At present, there is no convincing evidence that vitamin and mineral supplements positively impact on progression of disease or death in people with HIV. No well-controlled studies have examined the relationship between supplements and disease in people with HIV. Universal recommendations for specific supplementation regimens in people with HIV are, therefore, based on speculation and uncontrolled anecdotes.
The presence of a vitamin or mineral deficiency does not imply that supplementation will correct it. Deficiencies may be caused by many factors, including some which may not respond to supplementation. HIV-induced metabolic changes or malabsorption can result in vitamin deficiency, although they will not respond to supplementation. Importantly, several studies demonstrated vitamin and mineral deficiencies in people with HIV although the subjects ate properly and, in some cases, even took supplements. Furthermore, correct vitamin and mineral doses are not been established to correct specific levels of deficiency.
Beneficial claims are frequently for very large doses of vitamins ("mega-dosing"), often hundreds or thousand times higher than nutritionally required levels. Using vitamins in this manner is more similar to drug therapy than nutrition, and should be considered in pharmacological terms. Some "mega-doses" of vitamins may have legitimate pharmacologic uses, although none have been demonstrated for HIV disease. Certain vitamins, like Vitamin A and Vitamin D, produce very serious toxicities not far above their nutritionally required levels. Other vitamins, like Vitamin E, appear to have no upper limits for safe consumption. See Table II.

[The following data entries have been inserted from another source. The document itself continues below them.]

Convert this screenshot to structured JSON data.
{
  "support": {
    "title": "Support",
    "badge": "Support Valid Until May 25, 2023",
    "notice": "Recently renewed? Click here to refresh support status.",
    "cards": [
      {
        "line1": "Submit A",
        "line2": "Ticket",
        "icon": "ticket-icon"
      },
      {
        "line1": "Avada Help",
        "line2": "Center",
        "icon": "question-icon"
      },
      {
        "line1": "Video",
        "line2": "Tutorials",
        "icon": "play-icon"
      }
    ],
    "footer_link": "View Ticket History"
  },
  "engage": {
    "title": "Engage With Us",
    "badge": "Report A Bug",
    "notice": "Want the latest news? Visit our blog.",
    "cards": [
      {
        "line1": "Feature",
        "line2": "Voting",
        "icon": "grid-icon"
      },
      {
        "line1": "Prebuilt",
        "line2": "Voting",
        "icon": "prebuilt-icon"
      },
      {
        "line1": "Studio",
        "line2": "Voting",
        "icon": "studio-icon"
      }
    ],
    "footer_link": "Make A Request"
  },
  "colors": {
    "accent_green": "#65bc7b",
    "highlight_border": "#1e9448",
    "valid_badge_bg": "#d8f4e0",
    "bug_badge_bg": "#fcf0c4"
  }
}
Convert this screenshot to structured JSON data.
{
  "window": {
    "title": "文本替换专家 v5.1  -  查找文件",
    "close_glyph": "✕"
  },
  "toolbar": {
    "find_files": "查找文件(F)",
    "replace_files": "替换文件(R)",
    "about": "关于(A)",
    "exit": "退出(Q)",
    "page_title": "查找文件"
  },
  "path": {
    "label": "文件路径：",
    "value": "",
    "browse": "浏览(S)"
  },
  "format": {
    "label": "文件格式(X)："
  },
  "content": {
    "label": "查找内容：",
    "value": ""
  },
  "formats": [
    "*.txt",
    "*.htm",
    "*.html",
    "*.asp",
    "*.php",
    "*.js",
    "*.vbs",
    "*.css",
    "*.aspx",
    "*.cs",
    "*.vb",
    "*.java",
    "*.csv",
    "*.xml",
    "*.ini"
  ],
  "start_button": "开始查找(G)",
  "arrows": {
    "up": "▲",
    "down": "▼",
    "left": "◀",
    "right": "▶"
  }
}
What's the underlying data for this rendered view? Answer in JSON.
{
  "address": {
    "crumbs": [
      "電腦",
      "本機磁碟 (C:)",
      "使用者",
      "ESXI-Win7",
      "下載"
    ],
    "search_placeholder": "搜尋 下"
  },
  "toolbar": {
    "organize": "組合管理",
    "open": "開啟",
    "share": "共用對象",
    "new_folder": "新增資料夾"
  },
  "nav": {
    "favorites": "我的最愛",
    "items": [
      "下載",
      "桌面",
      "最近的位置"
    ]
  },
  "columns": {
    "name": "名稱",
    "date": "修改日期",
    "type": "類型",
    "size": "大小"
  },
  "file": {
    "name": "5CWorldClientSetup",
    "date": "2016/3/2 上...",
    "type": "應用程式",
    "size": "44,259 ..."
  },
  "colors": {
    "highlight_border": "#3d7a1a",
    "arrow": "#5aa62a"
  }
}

Vitamin A (and beta-Carotene -- a pro-vitamin that is converted into vitamin A by the body), first discovered in 1915, is found in both animal and plant products. Vitamin A has a role in many physiological functions, including reproduction, skin, vision, the immune system, and bone. Vitamin A deficiency can cause numerous non-specific signs, although nyctalopia and xerophthalmia (two diseases of the eye) are the best described syndromes. Vitamin A deficiency is considered extremely rare in the developed world because many common foods, including margarine, are fortified with the vitamin, and because the body can store Vitamin A successfully in the liver and intestine for long periods of time, compensating for periodic deficiencies. Diseases associated with vitamin A deficiency occur only after prolonged periods of deprivation.